Server Load Balancer - SLB Test

SLB (Server Load Balancer) distributes inbound network traffic across multiple Elastic Compute Service (ECS) instances that act as backend servers based on forwarding rules. You can use SLB to improve the responsiveness and availability of your applications.

After you add ECS instances that are deployed in the same region to a SLB instance, SLB uses virtual IP addresses (VIPs) to virtualize these ECS instances into backend servers in a high-performance server pool that ensures high availability. Client requests are distributed to the ECS instances based on forwarding rules.

SLB checks the health status of the ECS instances and automatically removes unhealthy ones from the server pool to eliminate single points of failure (SPOFs). This enhances the resilience of your applications. You can also use SLB to defend your applications against distributed denial of service (DDoS) attacks.

If an SLB instance is inaccessible to clients, then applications that overlay the backend ECS instances will be unable to receive or process requests, thereby impacting user productivity and damaging user experience with the Alibaba cloud.

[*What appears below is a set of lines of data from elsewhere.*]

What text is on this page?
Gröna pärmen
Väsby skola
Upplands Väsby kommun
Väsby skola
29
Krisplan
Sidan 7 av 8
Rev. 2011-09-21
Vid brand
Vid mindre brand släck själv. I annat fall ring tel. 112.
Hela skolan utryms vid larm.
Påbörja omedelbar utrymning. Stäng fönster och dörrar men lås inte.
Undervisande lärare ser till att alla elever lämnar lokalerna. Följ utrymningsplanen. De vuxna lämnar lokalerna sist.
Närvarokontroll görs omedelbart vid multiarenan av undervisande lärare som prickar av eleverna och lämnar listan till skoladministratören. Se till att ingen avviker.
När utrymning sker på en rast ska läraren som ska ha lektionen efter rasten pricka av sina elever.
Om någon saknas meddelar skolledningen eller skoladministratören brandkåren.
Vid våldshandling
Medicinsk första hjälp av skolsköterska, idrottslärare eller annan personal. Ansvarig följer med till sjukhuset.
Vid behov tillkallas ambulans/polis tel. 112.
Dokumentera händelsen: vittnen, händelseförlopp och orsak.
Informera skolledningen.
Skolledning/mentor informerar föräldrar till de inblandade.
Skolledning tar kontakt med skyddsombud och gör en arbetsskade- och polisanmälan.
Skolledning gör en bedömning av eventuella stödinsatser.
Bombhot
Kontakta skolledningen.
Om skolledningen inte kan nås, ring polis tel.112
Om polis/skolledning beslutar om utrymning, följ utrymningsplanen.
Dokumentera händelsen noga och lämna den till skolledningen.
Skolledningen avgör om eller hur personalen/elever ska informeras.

Similarly, if many backend ECS instances are unhealthy, then the healthy servers will be overloaded with requests, thereby affecting application responsiveness. To avoid this, administrators need to track the status of each SLB instance and the health of ECS instances managed by each instance. Additionally, the administrators also need to study the incoming and outgoing traffic of every SLB instance to ascertain whether a single SLB instance would suffice to cater to the availability and load requirements of the application, or whether multiple SLB instances are required. Likewise, the connection load on an instance, its responsiveness to requests, and the quality of these responses should also be monitored, so that overload conditions and processing latencies can be captured and addressed rapidly. The Server Load Balancer - SLB test helps administrators perform all of the above!

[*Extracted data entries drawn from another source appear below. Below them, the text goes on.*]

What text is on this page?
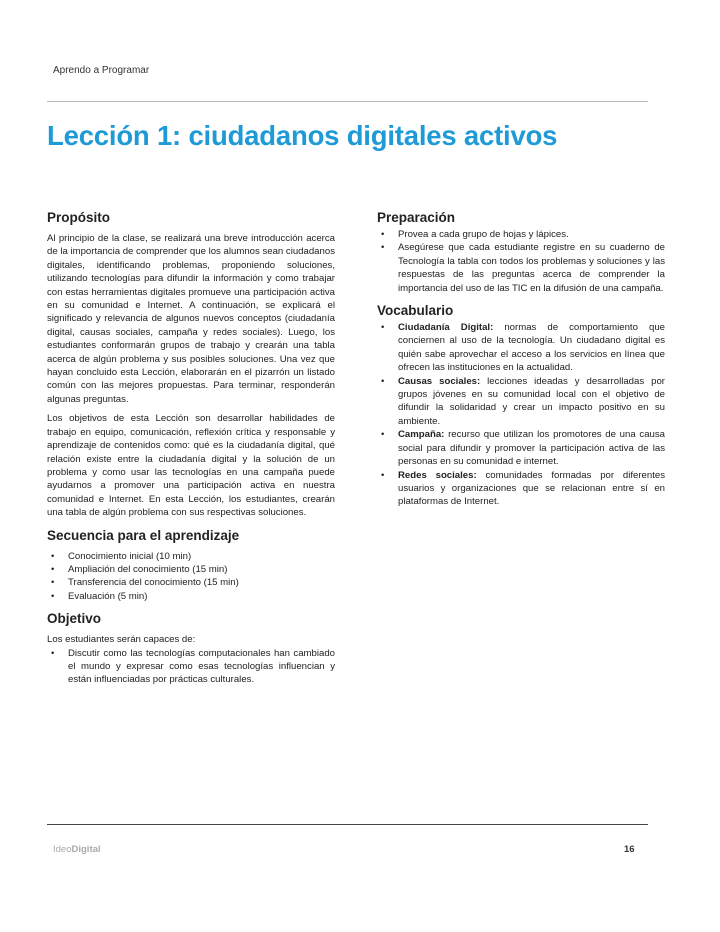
Aprendo a Programar
Lección 1: ciudadanos digitales activos
Propósito

Al principio de la clase, se realizará una breve introducción acerca de la importancia de comprender que los alumnos sean ciudadanos digitales, identificando problemas, proponiendo soluciones, utilizando tecnologías para difundir la información y como trabajar con estas herramientas digitales promueve una participación activa en su comunidad e Internet. A continuación, se explicará el significado y relevancia de algunos nuevos conceptos (ciudadanía digital, causas sociales, campaña y redes sociales). Luego, los estudiantes conformarán grupos de trabajo y crearán una tabla acerca de algún problema y sus posibles soluciones. Una vez que hayan concluido esta Lección, elaborarán en el pizarrón un listado común con las mejores propuestas. Para terminar, responderán algunas preguntas.

Los objetivos de esta Lección son desarrollar habilidades de trabajo en equipo, comunicación, reflexión crítica y responsable y aprendizaje de contenidos como: qué es la ciudadanía digital, qué relación existe entre la ciudadanía digital y la solución de un problema y como usar las tecnologías en una campaña puede ayudarnos a promover una participación activa en nuestra comunidad e Internet. En esta Lección, los estudiantes, crearán una tabla de algún problema con sus respectivas soluciones.

Secuencia para el aprendizaje
• Conocimiento inicial (10 min)
• Ampliación del conocimiento (15 min)
• Transferencia del conocimiento (15 min)
• Evaluación (5 min)
Objetivo

Los estudiantes serán capaces de:

• Discutir como las tecnologías computacionales han cambiado el mundo y expresar como esas tecnologías influencian y están influenciadas por prácticas culturales.
Preparación
• Provea a cada grupo de hojas y lápices.
• Asegúrese que cada estudiante registre en su cuaderno de Tecnología la tabla con todos los problemas y soluciones y las respuestas de las preguntas acerca de comprender la importancia del uso de las TIC en la difusión de una campaña.
Vocabulario
• Ciudadanía Digital: normas de comportamiento que conciernen al uso de la tecnología. Un ciudadano digital es quién sabe aprovechar el acceso a los servicios en línea que ofrecen las instituciones en la actualidad.
• Causas sociales: lecciones ideadas y desarrolladas por grupos jóvenes en su comunidad local con el objetivo de difundir la solidaridad y crear un impacto positivo en su ambiente.
• Campaña: recurso que utilizan los promotores de una causa social para difundir y promover la participación activa de las personas en su comunidad e internet.
• Redes sociales: comunidades formadas por diferentes usuarios y organizaciones que se relacionan entre sí en plataformas de Internet.
IdeoDigital	16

For an SLB instance, this test reports the status of that instance and the count of healthy and unhealthy servers managed by that instance. This way, administrators can figure out if too many unhealthy instances exist, diagnose the reason for the 'bad health' of the instances, and restore those instances to normalcy, so that they can be added back to the SLB server pool to ensure the high availability and responsiveness of the applications they support. Additionally, the test also tracks the request and response traffic to and from the SLB instance and the time taken by the instance to service the requests; in the process, the test draws administrator attention to potential bottlenecks in request processing. Administrators are also alerted if data, packets, and connections are dropped frequently. These metrics prompt administrators to figure out how the capacity of the SLB instance can be optimized, so it can handle additional load without dropping them.

Target of the test : An Alibaba Cloud Account

Agent deploying the test : A remote agent

Outputs of the test : One set of results for each SLB instance

Configurable parameters for the test
Parameters Description

Test period

How often should the test be executed

Host

The host for which the test is to be configured.

Alibaba Access Key and Alibaba Secret Key

This test makes REST API requests to the Alibaba cloud to pull the metrics. For this purpose, the test needs to be configured with an AccessKey pair. An AccessKey pair is typically used to call an operation of an Alibaba Cloud service. It is also used to initiate an API request or use a cloud service SDK to manager cloud resources. An AccessKey pair is characterized by an AccessKey ID and an AccessKey Secret. The AccessKey ID is used to identify a user/cloud account. The AccessKey Secret is used to verify a user/cloud account.

The first step to configuring the eG agent with an AccessKey pair is to create an AccessKey pair for the target cloud acount. To achieve this, follow the steps below:

  1. Log on to the RAM console by using an Alibaba Cloud account.
  2. In the left-side navigation pane, click Users under Identities.
  3. On the Users page, click the username of the RAM user for which you want to create an AccessKey pair in the User Logon Name/Display Name column.
  4. On the page that appears, click Create AccessKey in the User AccessKeys section.

    Note:

    You must enter a verification code if you create an AccessKey pair for the first time.

  5. Click Close.

    Note:

    • The AccessKey secret is displayed only when you create an AccessKey pair.
    • If the AccessKey pair is leaked or lost, you must create a new one. You can create a maximum of two AccessKey pairs.

  6. Make note of the AccessKey ID and AccessKey secret, once they are displayed.
  7. Then, configure the Alibaba Access Key parameter of the test with the AccessKey ID, and the Alibaba Secret Key parameter with the AccessKey Secret you made note of.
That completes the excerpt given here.